Managing population and demographic changes (55 per cent) and combating climate change and achieving sustainable development (52 per cent) are the top three most critical problems for cityleaders, while 48 per cent highlight adjusting to changes post-COVID-19. The significant difference between these and the other four problems demonstrates their importance to local authorities.
The importance that city leaders place on the major problems confronting cities varies significantly.
Leaders in Brisbane and Perth place a stronger emphasis on population and demographic change management than leaders in Sydney and Melbourne.
Although city leaders in smaller capital and regional cities consider preserving economic development and competitiveness as a critical problem, controlling population and demographic changes is a top three worry for over 70 per cent of those leaders.
Except for Perth, tackling climate change and providing sustainable development is a top three problem for all cities, with 45 per cent of Brisbane leaders and 60 per cent of leaders from Sydney, Melbourne, and smaller capital and regional cities agreeing. Only 27 per cent of Perth’s city leadersidentified climate change and sustainable development as one of their top problems.

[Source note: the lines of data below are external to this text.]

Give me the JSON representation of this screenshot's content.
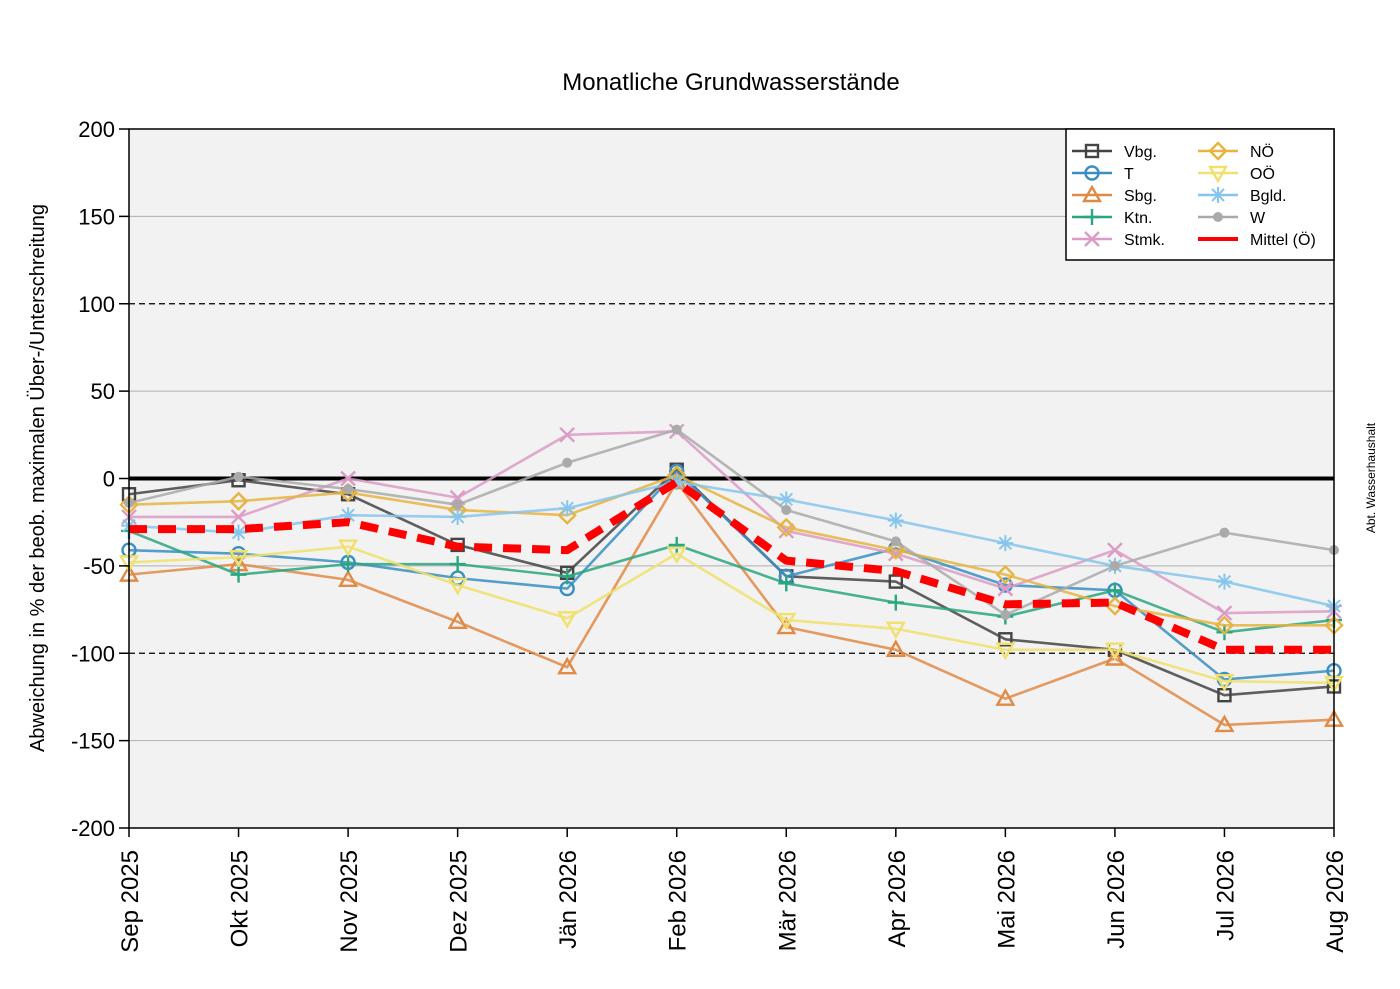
{
  "chart_data": {
    "type": "line",
    "title": "Monatliche Grundwasserstände",
    "ylabel": "Abweichung in % der beob. maximalen Über-/Unterschreitung",
    "xlabel": "",
    "side_note": "Abt. Wasserhaushalt",
    "ylim": [
      -200,
      200
    ],
    "yticks": [
      200,
      150,
      100,
      50,
      0,
      -50,
      -100,
      -150,
      -200
    ],
    "dashed_reference_lines": [
      100,
      -100
    ],
    "bold_reference_line": 0,
    "grid": true,
    "legend_position": "top-right",
    "categories": [
      "Sep 2025",
      "Okt 2025",
      "Nov 2025",
      "Dez 2025",
      "Jän 2026",
      "Feb 2026",
      "Mär 2026",
      "Apr 2026",
      "Mai 2026",
      "Jun 2026",
      "Jul 2026",
      "Aug 2026"
    ],
    "series": [
      {
        "name": "Vbg.",
        "color": "#444444",
        "marker": "square",
        "values": [
          -9,
          -1,
          -9,
          -38,
          -54,
          5,
          -56,
          -59,
          -92,
          -98,
          -124,
          -119
        ]
      },
      {
        "name": "T",
        "color": "#3a8fc2",
        "marker": "circle",
        "values": [
          -41,
          -43,
          -48,
          -57,
          -63,
          4,
          -56,
          -40,
          -61,
          -64,
          -115,
          -110
        ]
      },
      {
        "name": "Sbg.",
        "color": "#e08a45",
        "marker": "triangle-up",
        "values": [
          -55,
          -49,
          -58,
          -82,
          -108,
          -2,
          -85,
          -98,
          -126,
          -103,
          -141,
          -138
        ]
      },
      {
        "name": "Ktn.",
        "color": "#2aa680",
        "marker": "plus",
        "values": [
          -30,
          -55,
          -49,
          -49,
          -56,
          -38,
          -60,
          -71,
          -79,
          -64,
          -88,
          -81
        ]
      },
      {
        "name": "Stmk.",
        "color": "#dc9bc6",
        "marker": "x",
        "values": [
          -22,
          -22,
          0,
          -11,
          25,
          27,
          -30,
          -43,
          -63,
          -41,
          -77,
          -76
        ]
      },
      {
        "name": "NÖ",
        "color": "#e6b440",
        "marker": "diamond",
        "values": [
          -15,
          -13,
          -8,
          -18,
          -21,
          2,
          -28,
          -41,
          -55,
          -73,
          -84,
          -84
        ]
      },
      {
        "name": "OÖ",
        "color": "#f0e06c",
        "marker": "triangle-down",
        "values": [
          -48,
          -45,
          -39,
          -61,
          -80,
          -43,
          -81,
          -86,
          -98,
          -98,
          -116,
          -117
        ]
      },
      {
        "name": "Bgld.",
        "color": "#86c6ec",
        "marker": "asterisk",
        "values": [
          -27,
          -31,
          -21,
          -22,
          -17,
          -2,
          -12,
          -24,
          -37,
          -50,
          -59,
          -73
        ]
      },
      {
        "name": "W",
        "color": "#aaaaaa",
        "marker": "dot",
        "values": [
          -14,
          1,
          -6,
          -15,
          9,
          28,
          -18,
          -36,
          -78,
          -50,
          -31,
          -41
        ]
      },
      {
        "name": "Mittel (Ö)",
        "color": "#ff0000",
        "marker": "none",
        "dashed": true,
        "values": [
          -29,
          -29,
          -25,
          -39,
          -41,
          -2,
          -47,
          -53,
          -72,
          -71,
          -98,
          -98
        ]
      }
    ]
  }
}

“Cities are major contributors to the climate crisis – consuming 78 per cent of the world’s energy and producing more than 60 per cent of greenhouse gas emissions. With climate change being a key focus on the Government’s 2022-23 Budget, it’s clear that actions undertaken at a city level have significant potential to make a tangible difference to our environment,” Urbis Group Director – Future State James Tuma said.